Greetings,
Here is a new turn in hot scientific debates over the SENS Life-Extension Project, and Aubrey de Grey's "Ending Aging" book http://tinyurl.com/357jzd
Recently a new chapter came out in a book published by the Springer publisher:
Annual Review of Gerontology and Geriatrics:
Biopsychosocial Approaches to Longevity
http://tinyurl.com/2opjy6
Chapter 3 of this book entitled "The Promise of Human Life Span Extension" and written by Dr. Preston W. Estep III, contains the following section:
"SENS Brings Neo-Lysenkoism to Longevity Research"
Here are some excerpts:
"Agenda-driven pseudoscience like SENS has a clearly stated goal, but wishful thinking and extrascientific considerations, such as political or fundraising power, are placed ahead of and are often incompatible with scientific evidence.
There have been many examples of agenda-driven science, but SENS is strikingly similar to Lysenkoism, a name given to the pseudoscientific misdirection of Soviet Biology lead by Trofim Lysenko." [in Stalin period]
...
Stay tuned for the response from Aubrey de Grey !
Meanwhile watch for possible comments at:
http://tinyurl.com/26yclt
and
http://www.facebook....?gid=8126691324
Estep refuses to say die when it comes to his views on SENS despite his failure to convince a panel of judges that "SENS is so wrong that it is unworthy of learned debate".

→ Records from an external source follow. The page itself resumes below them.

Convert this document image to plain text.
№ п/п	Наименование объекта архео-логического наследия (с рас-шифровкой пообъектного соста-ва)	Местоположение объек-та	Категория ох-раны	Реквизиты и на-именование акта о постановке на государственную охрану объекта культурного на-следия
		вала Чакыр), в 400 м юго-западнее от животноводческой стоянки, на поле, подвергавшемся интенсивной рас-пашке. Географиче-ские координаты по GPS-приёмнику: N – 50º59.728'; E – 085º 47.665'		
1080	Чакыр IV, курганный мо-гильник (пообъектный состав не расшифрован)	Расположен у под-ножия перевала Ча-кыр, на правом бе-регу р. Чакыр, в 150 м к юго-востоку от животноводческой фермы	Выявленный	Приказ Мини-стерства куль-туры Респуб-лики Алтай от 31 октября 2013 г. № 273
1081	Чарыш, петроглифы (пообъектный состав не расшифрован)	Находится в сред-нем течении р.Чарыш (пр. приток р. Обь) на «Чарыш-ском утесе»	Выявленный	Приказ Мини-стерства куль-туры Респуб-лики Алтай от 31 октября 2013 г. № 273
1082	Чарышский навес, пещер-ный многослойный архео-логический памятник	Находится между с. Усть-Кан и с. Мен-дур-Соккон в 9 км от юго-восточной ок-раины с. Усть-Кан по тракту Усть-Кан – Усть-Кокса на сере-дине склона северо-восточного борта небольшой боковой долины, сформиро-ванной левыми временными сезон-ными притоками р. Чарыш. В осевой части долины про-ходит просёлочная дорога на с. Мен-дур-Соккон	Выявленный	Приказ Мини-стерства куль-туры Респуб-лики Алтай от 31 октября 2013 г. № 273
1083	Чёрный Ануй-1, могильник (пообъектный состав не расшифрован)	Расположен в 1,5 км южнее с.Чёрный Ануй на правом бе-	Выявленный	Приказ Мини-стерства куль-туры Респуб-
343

One might think that losing the SENS Challenge hosted by the Methuselah Foundation and Technology Review would have been enough, if not to convince Estep, but at least perhaps fear for his own credibility. Apparently not however because although he accepted the terms of the challenge and panel of learned judges and submitted his essay for their criticism, when he received their verdict
in his response letter he points to his failure as being the result of judges "who know little or nothing of the existing learned debate within gerontology and life-extension research." Note that Estep adds the qualification to the criteria of debate 'within gerontology and life-extension research'. Nice to see how he feels he can narrow the interpretation unilaterally after-the-fact. I'm sure Craig Venter and the other learned judges would appreciate Estep's assessment of their ability to judge the value of technology.
Regardless, I am certainly not going to buy this book solely to read the same irrelevant diatribe from someone with an axe to grind and whose view on the value of SENS has already roundly discredited by a panel of experts with more credentials than this author.
I hope Aubrey takes exactly the amount of time to respond that this so richly deserves, which is to say, none, as to do so would be a distraction from actually getting the work done that will lead to aging interventions, rather than talking about how it can't be done, as Estep seems to continue to do.
KP
Edited by kevin, 24 February 2008 - 05:31 PM.